Once upon a time, there was a baby polar bear who was a very picky eater; there were two girls, Orelda and Corelda, who went on a cruise aboard a ship called the S.S. Rottensteamer; there was Orangie the orange, who wanted, more than anything, to be back among his friends on the orange tree in the orange grove; and there was a boy who liked to play and not go to bed at the end of the day because the night monsters were waiting for him.
If these sound like stories you might have read to your children or might want to read to your children, you're right. These are children's stories. But what is unique about the books these four stories came out of is that they are all self-published books. The authors decided they had stories to tell and they were good enough to be published and they went ahead and did it themselves.
And the stories are good, very good. They are fun to read (even for me), very well told, they have excellent illustrations accompanying them and the books are slickly produced.

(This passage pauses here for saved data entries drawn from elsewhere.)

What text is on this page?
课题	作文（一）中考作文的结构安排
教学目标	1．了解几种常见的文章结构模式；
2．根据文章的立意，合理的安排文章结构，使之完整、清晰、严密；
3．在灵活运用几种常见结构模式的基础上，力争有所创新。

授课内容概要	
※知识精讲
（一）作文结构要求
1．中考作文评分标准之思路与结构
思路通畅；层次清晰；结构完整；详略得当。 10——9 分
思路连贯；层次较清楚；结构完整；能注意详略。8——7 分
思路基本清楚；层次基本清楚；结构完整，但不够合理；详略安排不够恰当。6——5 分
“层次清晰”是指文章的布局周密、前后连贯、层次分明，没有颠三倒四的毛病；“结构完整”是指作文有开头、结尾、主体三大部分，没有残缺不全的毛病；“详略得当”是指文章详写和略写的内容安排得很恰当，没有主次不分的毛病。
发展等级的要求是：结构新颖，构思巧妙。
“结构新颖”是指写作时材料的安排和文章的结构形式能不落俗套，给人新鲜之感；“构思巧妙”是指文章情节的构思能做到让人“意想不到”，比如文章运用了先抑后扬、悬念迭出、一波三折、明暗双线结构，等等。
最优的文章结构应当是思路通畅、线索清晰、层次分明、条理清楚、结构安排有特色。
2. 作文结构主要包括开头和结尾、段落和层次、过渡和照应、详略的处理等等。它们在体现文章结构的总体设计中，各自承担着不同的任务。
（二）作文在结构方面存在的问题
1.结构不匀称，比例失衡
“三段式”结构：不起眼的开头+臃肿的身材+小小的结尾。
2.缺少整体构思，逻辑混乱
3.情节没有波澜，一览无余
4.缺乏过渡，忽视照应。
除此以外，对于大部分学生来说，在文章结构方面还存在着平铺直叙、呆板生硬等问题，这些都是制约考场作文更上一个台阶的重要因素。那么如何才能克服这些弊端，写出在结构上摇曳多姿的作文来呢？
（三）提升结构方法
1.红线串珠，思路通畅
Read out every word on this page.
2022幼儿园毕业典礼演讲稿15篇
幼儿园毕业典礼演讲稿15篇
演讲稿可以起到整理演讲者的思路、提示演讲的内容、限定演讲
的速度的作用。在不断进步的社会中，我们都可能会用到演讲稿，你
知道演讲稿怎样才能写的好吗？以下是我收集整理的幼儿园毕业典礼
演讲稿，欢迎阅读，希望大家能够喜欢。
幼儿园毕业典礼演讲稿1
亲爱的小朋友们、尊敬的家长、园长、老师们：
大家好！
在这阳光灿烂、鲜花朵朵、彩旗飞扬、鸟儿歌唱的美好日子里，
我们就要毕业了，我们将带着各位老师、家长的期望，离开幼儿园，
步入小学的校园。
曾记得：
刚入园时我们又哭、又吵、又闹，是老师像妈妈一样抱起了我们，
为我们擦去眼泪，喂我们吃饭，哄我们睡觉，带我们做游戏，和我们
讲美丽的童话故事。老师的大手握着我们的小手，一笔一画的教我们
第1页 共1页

Potato Soup, written and illustrated by Phil Weinstein, is a heartwarming story about a baby polar bear who is a picky eater and how his parents got him to eat soup with a whole lot of different vegetables. This story reminded me of the time I used to read Green Eggs and Ham to my son and for months afterward we used to repeat the idea that although we think we might not like something at first, if we just tried it we might end up liking it after all:
"We're gonna need some corn," the daddy polar bear said. "Corn?! I don't like corn!" the baby polar bear said. "I only like potatoes! Potatoes, potatoes, potatoes!"
"It's OK, it's OK," said the daddy polar bear. "We need corn to make potato soup." "All right, all right," said the baby polar bear. "I'll get some corn but I'm not gonna like it and I'm not gonna eat it!"
In this manner, the baby polar bear adds one vegetable after another into the soup and in the end ends up liking the soup and all the vegetables that went into the making of it.